Secondary clinical analyses will be conducted according to the intention-to-treat principle: all randomised patients will be analysed in the group in which they were initially randomised, and all of their data will be used regardless of eventual treatment changes during the study. As economic analysis is not based on statistical tests, no adjustment of the α-level is needed to deal with multiple comparisons. In all analyses, p < 0.05 will be taken to indicate statistical significance.
The economic analysis will also be conducted according to the intention-to-treat principle. First, the point estimate of the incremental cost/utility ratio and its bootstrap 95% confidence interval will be calculated. We will then estimate the incremental net monetary benefit (INMB) adjusted for potential confounding factors (adherence to statins at baseline, treatment length, and particular statin dosage) using multiple linear regression models. Acceptability curves will then be plotted. The value of information will also be examined according to the principles proposed by Claxton [20].
Safety and adverse event reporting
The adverse events expected during this research are mainly those related to the age of the study population, such as CV events, diabetes and/or its complications, cognitive disorders and dementia, falls, cancers, deaths, and adverse effects of concomitant therapies. Given that one group of patients will continue to use statins, adverse reactions listed in the summaries of product characteristics are also expected.

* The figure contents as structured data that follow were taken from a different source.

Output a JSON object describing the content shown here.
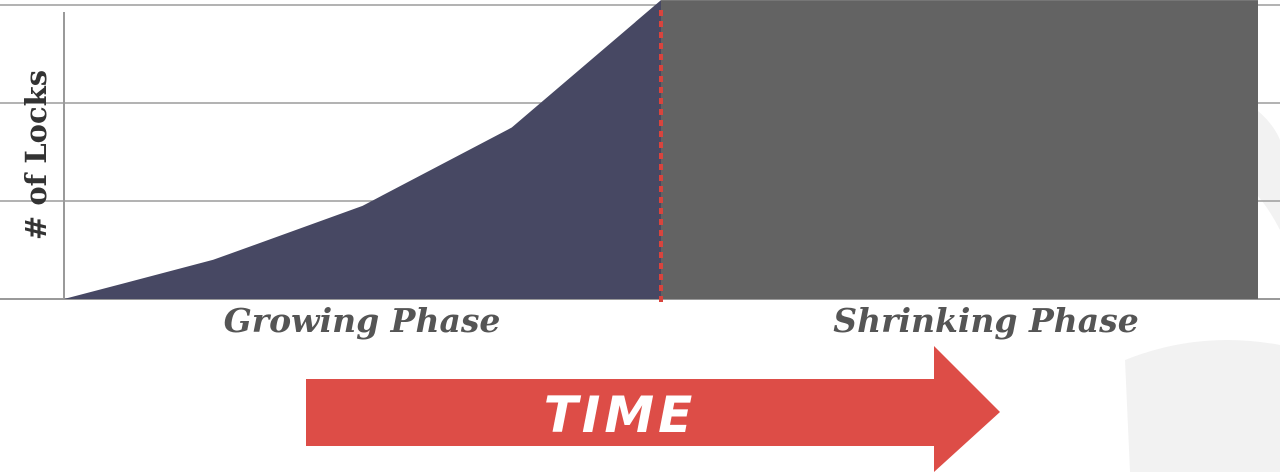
{
  "chart_data": {
    "type": "area",
    "title": "",
    "ylabel": "# of Locks",
    "xlabel": "",
    "x": [
      0,
      1,
      2,
      3,
      4
    ],
    "x_range": [
      0,
      8
    ],
    "ylim": [
      0,
      3
    ],
    "grid": true,
    "series": [
      {
        "name": "",
        "phase": "growing",
        "x": [
          0,
          1,
          2,
          3,
          4
        ],
        "values": [
          0,
          0.4,
          0.95,
          1.75,
          3.05
        ]
      },
      {
        "name": "",
        "phase": "shrinking",
        "x": [
          4,
          8
        ],
        "values": [
          3.05,
          3.05
        ]
      }
    ],
    "lock_point_x": 4,
    "annotations": {
      "growing": "Growing Phase",
      "shrinking": "Shrinking Phase",
      "time_arrow": "TIME"
    },
    "colors": {
      "growing": "#474863",
      "shrinking": "#636363",
      "lock_point_line": "#d9443d",
      "time_arrow": "#dd4d47",
      "grid": "#9a9a9a"
    }
  }
}
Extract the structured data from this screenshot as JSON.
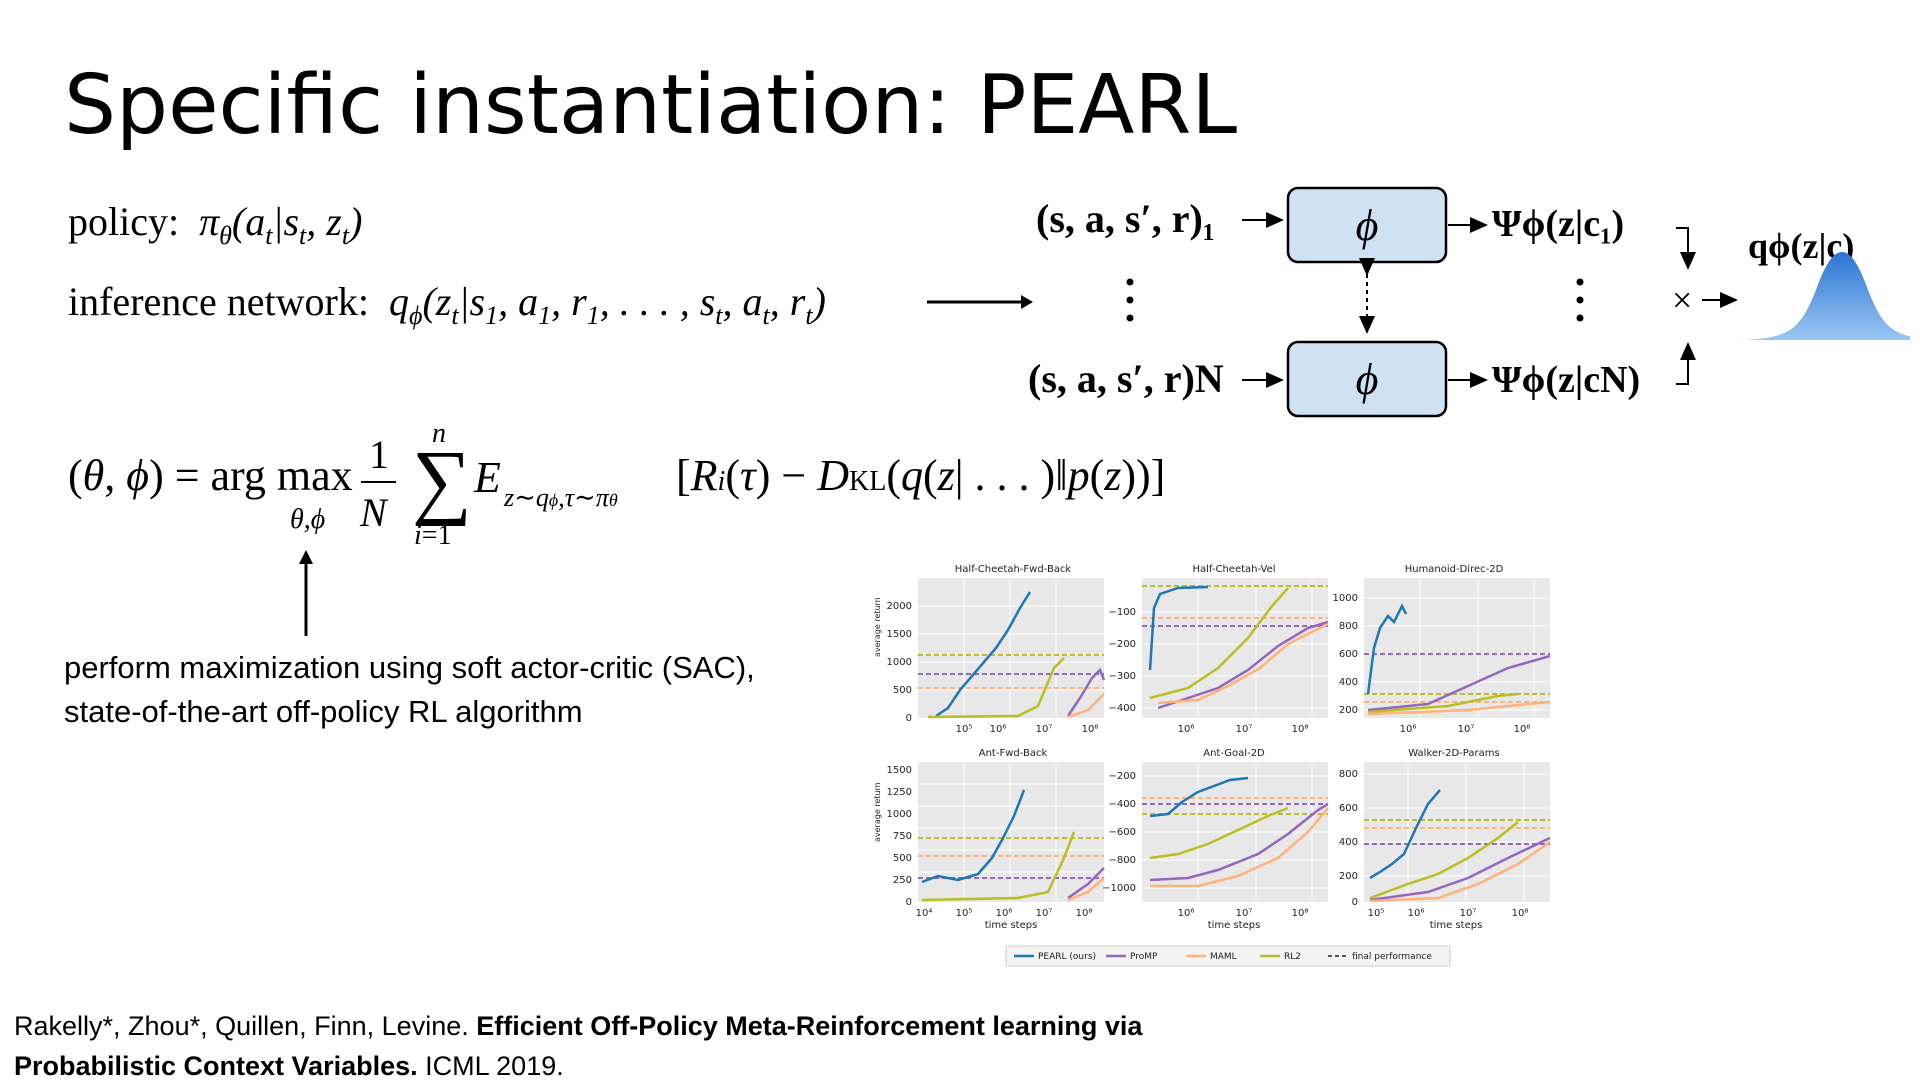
{
  "slide": {
    "title": "Specific instantiation: PEARL"
  },
  "equations": {
    "policy_label": "policy:",
    "policy_expr": "πθ(at|st, zt)",
    "inference_label": "inference network:",
    "inference_expr": "qϕ(zt|s1, a1, r1, ..., st, at, rt)",
    "objective_expr": "(θ, ϕ) = arg max θ,ϕ 1/N Σ i=1..n E z∼qϕ, τ∼πθ [Ri(τ) − DKL(q(z|...)‖p(z))]"
  },
  "diagram": {
    "input_top": "(s, a, s′, r)₁",
    "input_bottom": "(s, a, s′, r)N",
    "encoder_label": "ϕ",
    "psi_top": "Ψϕ(z|c₁)",
    "psi_bottom": "Ψϕ(z|cN)",
    "product_symbol": "×",
    "posterior_label": "qϕ(z|c)"
  },
  "caption": {
    "line1": "perform maximization using soft actor-critic (SAC),",
    "line2": "state-of-the-art off-policy RL algorithm"
  },
  "citation": {
    "authors": "Rakelly*, Zhou*, Quillen, Finn, Levine.",
    "title_part1": "Efficient Off-Policy Meta-Reinforcement learning via",
    "title_part2": "Probabilistic Context Variables.",
    "venue": "ICML 2019."
  },
  "chart_data": [
    {
      "type": "line",
      "title": "Half-Cheetah-Fwd-Back",
      "ylabel": "average return",
      "xlabel": "",
      "yticks": [
        "0",
        "500",
        "1000",
        "1500",
        "2000"
      ],
      "xticks": [
        "10⁵",
        "10⁶",
        "10⁷",
        "10⁸"
      ],
      "ylim": [
        0,
        2000
      ]
    },
    {
      "type": "line",
      "title": "Half-Cheetah-Vel",
      "ylabel": "",
      "xlabel": "",
      "yticks": [
        "−400",
        "−300",
        "−200",
        "−100"
      ],
      "xticks": [
        "10⁶",
        "10⁷",
        "10⁸"
      ],
      "ylim": [
        -450,
        -50
      ]
    },
    {
      "type": "line",
      "title": "Humanoid-Direc-2D",
      "ylabel": "",
      "xlabel": "",
      "yticks": [
        "200",
        "400",
        "600",
        "800",
        "1000"
      ],
      "xticks": [
        "10⁶",
        "10⁷",
        "10⁸"
      ],
      "ylim": [
        100,
        1100
      ]
    },
    {
      "type": "line",
      "title": "Ant-Fwd-Back",
      "ylabel": "average return",
      "xlabel": "time steps",
      "yticks": [
        "0",
        "250",
        "500",
        "750",
        "1000",
        "1250",
        "1500"
      ],
      "xticks": [
        "10⁴",
        "10⁵",
        "10⁶",
        "10⁷",
        "10⁸"
      ],
      "ylim": [
        0,
        1500
      ]
    },
    {
      "type": "line",
      "title": "Ant-Goal-2D",
      "ylabel": "",
      "xlabel": "time steps",
      "yticks": [
        "−1000",
        "−800",
        "−600",
        "−400",
        "−200"
      ],
      "xticks": [
        "10⁶",
        "10⁷",
        "10⁸"
      ],
      "ylim": [
        -1000,
        -150
      ]
    },
    {
      "type": "line",
      "title": "Walker-2D-Params",
      "ylabel": "",
      "xlabel": "time steps",
      "yticks": [
        "0",
        "200",
        "400",
        "600",
        "800"
      ],
      "xticks": [
        "10⁵",
        "10⁶",
        "10⁷",
        "10⁸"
      ],
      "ylim": [
        0,
        850
      ]
    }
  ],
  "legend": [
    {
      "name": "PEARL (ours)",
      "color": "#1f77b4"
    },
    {
      "name": "ProMP",
      "color": "#9467bd"
    },
    {
      "name": "MAML",
      "color": "#ffb27a"
    },
    {
      "name": "RL2",
      "color": "#bcbd22"
    },
    {
      "name": "final performance",
      "color": "#555555"
    }
  ]
}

The sponsor unit charged with security and vigilance must be informed immediately of any serious adverse events (SAEs), regardless of whether expected or unexpected, via the eCRF. This ensures a continuous monitoring of safety of included patients throughout the trial. Moreover, annual safety evaluations will be conducted by the security and vigilance unit of the sponsor, with particular focus on CV morbidity and all-cause mortality in both groups. The Data Safety Monitoring Board (DSMB) of the study will meet when 50% of the patients will reach 12, and 24 months of follow-up. We did not anticipate criteria by which the trial may be stopped, but advices of DSMB could be solicited in case of unexpected safety issues or new facts. In addition, all CV events will be validated by an external adjudication committee, which includes cardiologist, neurologist, internal and geriatric medicine specialists.
The sponsor’s security and vigilance unit must communicate serious unexpected adverse reactions (SUSARs) and new facts in the research in a timely manner in accordance with current regulations:
- to the French National Agency for the Safety of Medicines and Health Products, (Agence Nationale de Sécurité du Médicament et des Produits de Santé, ANSM).
- to the research ethics committee (Comité de Protection des Personnes, CPP). The committee will ensure, if necessary, that the research participants were informed about the side effects and confirm their consent.
On the date of first inclusion, the security and vigilance unit prepares an annual safety report including:
- a list of serious side effects of the research,
- a concise and critical analysis of the safety of participants in the research.
This report is sent to the ANSM and the CPP within 60 days of the date of first inclusion.
Trial registration
This research has been registered with clinicaltrials.gov under the number NCT02547883.
Amendment
To extend inclusions, the protocol was amended in March 2019 to also include patients from hospital departments.